College football and basketball players have brought in billions of dollars to their schools, yet they’re the only ones in the equation who can’t legally cash in.
Coaches, on the other hand, are free to accept whatever they can get paid not only by the school, but through endorsements and other deals. Millionaires abound in the coaching ranks. Spurrier is one of them.
But famous football or basketball coaches aren’t the only ones who owe their fortunes to the talents of young athletes. Assistant coaches, school administrators, conference officials and even NCAA officials all can make quite a handsome living off the backs of kids who don’t even own the right to sell the jersey they made famous.
Schools own that right.
Some opponents say Spurrier’s idea is unfair because it leaves out the athletes who compete in what are routinely referred to as “non-revenue sports.”  I agree. Pay them too.  

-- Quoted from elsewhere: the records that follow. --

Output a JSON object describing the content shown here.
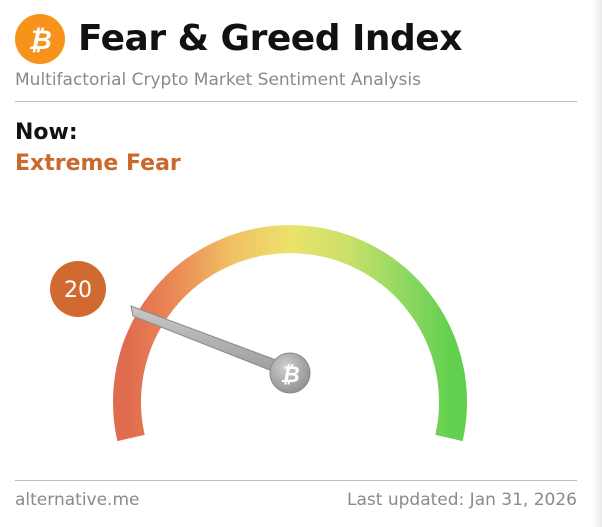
{
  "header": {
    "title": "Fear & Greed Index",
    "subtitle": "Multifactorial Crypto Market Sentiment Analysis",
    "logo_icon": "bitcoin-icon"
  },
  "status": {
    "now_label": "Now:",
    "classification": "Extreme Fear",
    "classification_color": "#c8692d"
  },
  "gauge": {
    "value": "20",
    "min": 0,
    "max": 100,
    "badge_color": "#d06a30",
    "hub_icon": "bitcoin-icon"
  },
  "footer": {
    "source": "alternative.me",
    "last_updated": "Last updated: Jan 31, 2026"
  }
}
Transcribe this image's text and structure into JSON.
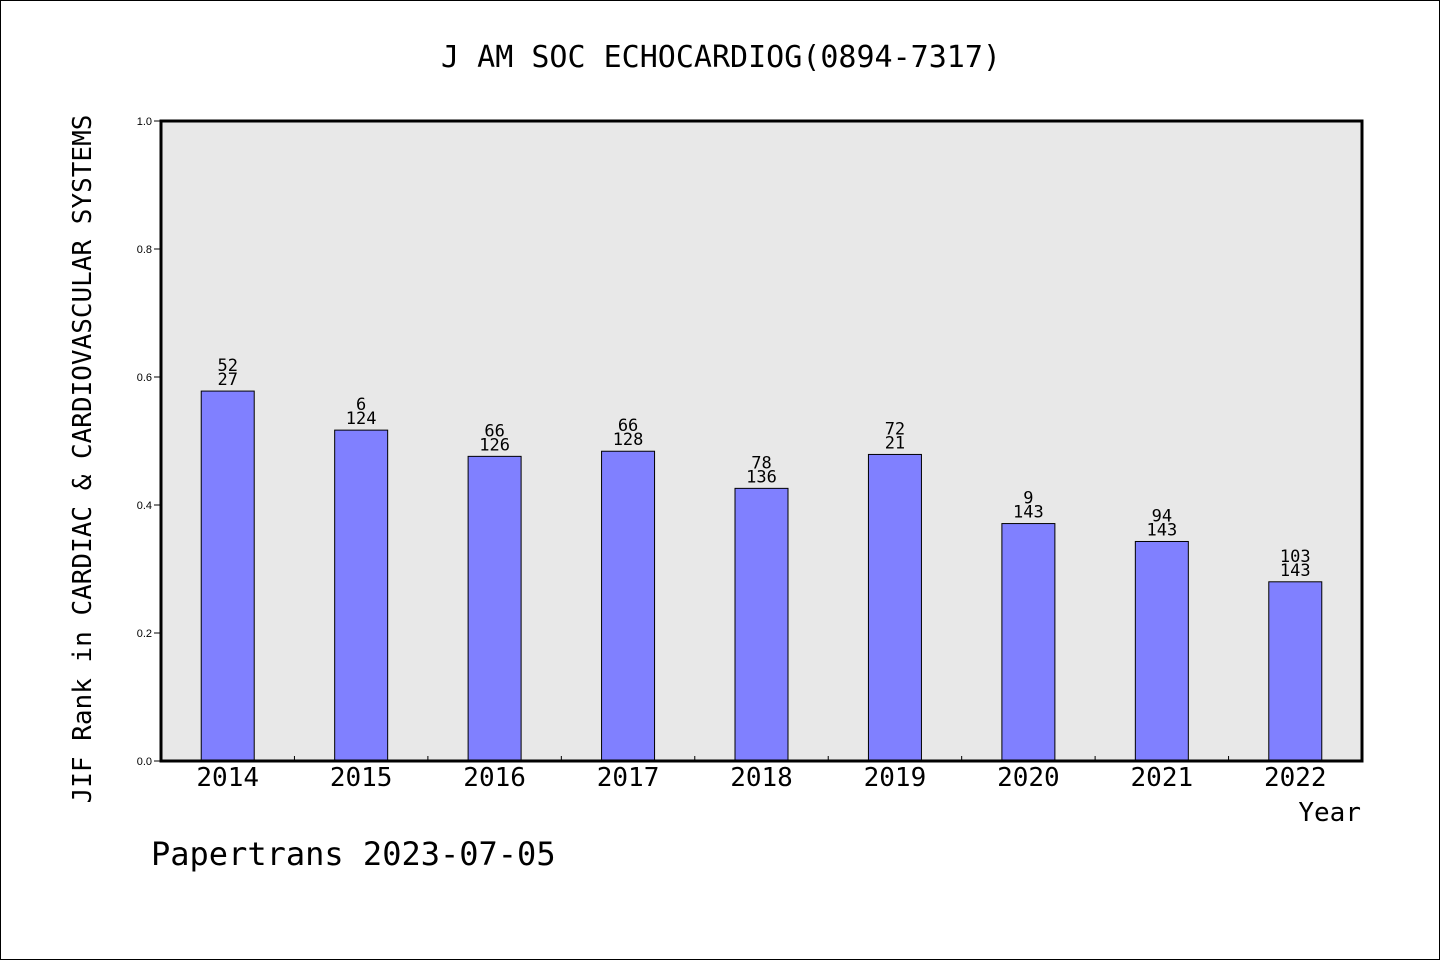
{
  "chart_data": {
    "type": "bar",
    "title": "J AM SOC ECHOCARDIOG(0894-7317)",
    "xlabel": "Year",
    "ylabel": "JIF Rank in CARDIAC & CARDIOVASCULAR SYSTEMS",
    "ylim": [
      0.0,
      1.0
    ],
    "yticks": [
      "0.0",
      "0.2",
      "0.4",
      "0.6",
      "0.8",
      "1.0"
    ],
    "categories": [
      "2014",
      "2015",
      "2016",
      "2017",
      "2018",
      "2019",
      "2020",
      "2021",
      "2022"
    ],
    "values": [
      0.578,
      0.517,
      0.476,
      0.484,
      0.426,
      0.479,
      0.371,
      0.343,
      0.28
    ],
    "rank_labels": [
      "52",
      "6",
      "66",
      "66",
      "78",
      "72",
      "9",
      "94",
      "103"
    ],
    "total_labels": [
      "27",
      "124",
      "126",
      "128",
      "136",
      "21",
      "143",
      "143",
      "143"
    ],
    "grid": false,
    "colors": {
      "bar_fill": "#8080ff",
      "bar_stroke": "#000000",
      "plot_background": "#e8e8e8"
    }
  },
  "footer": {
    "credit": "Papertrans 2023-07-05"
  }
}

Pay every athlete the same stipend — enough to help them enjoy college life a little, not make them wealthy. And then teach student-athletes a real lesson in economics. If there’s a demand for a player’s jersey or helmet or sweatband, let the player get what he or she can for it.
Sure, stars will make more money than those who aren’t stars — but isn’t that how life goes?
There are those who think paying college athletes will tarnish college sports, as if that were possible.
Instead, paying athletes certainly makes those who run college sports — the NCAA, conference presidents, school bigwigs — less hypocritical. And that’s good for the games.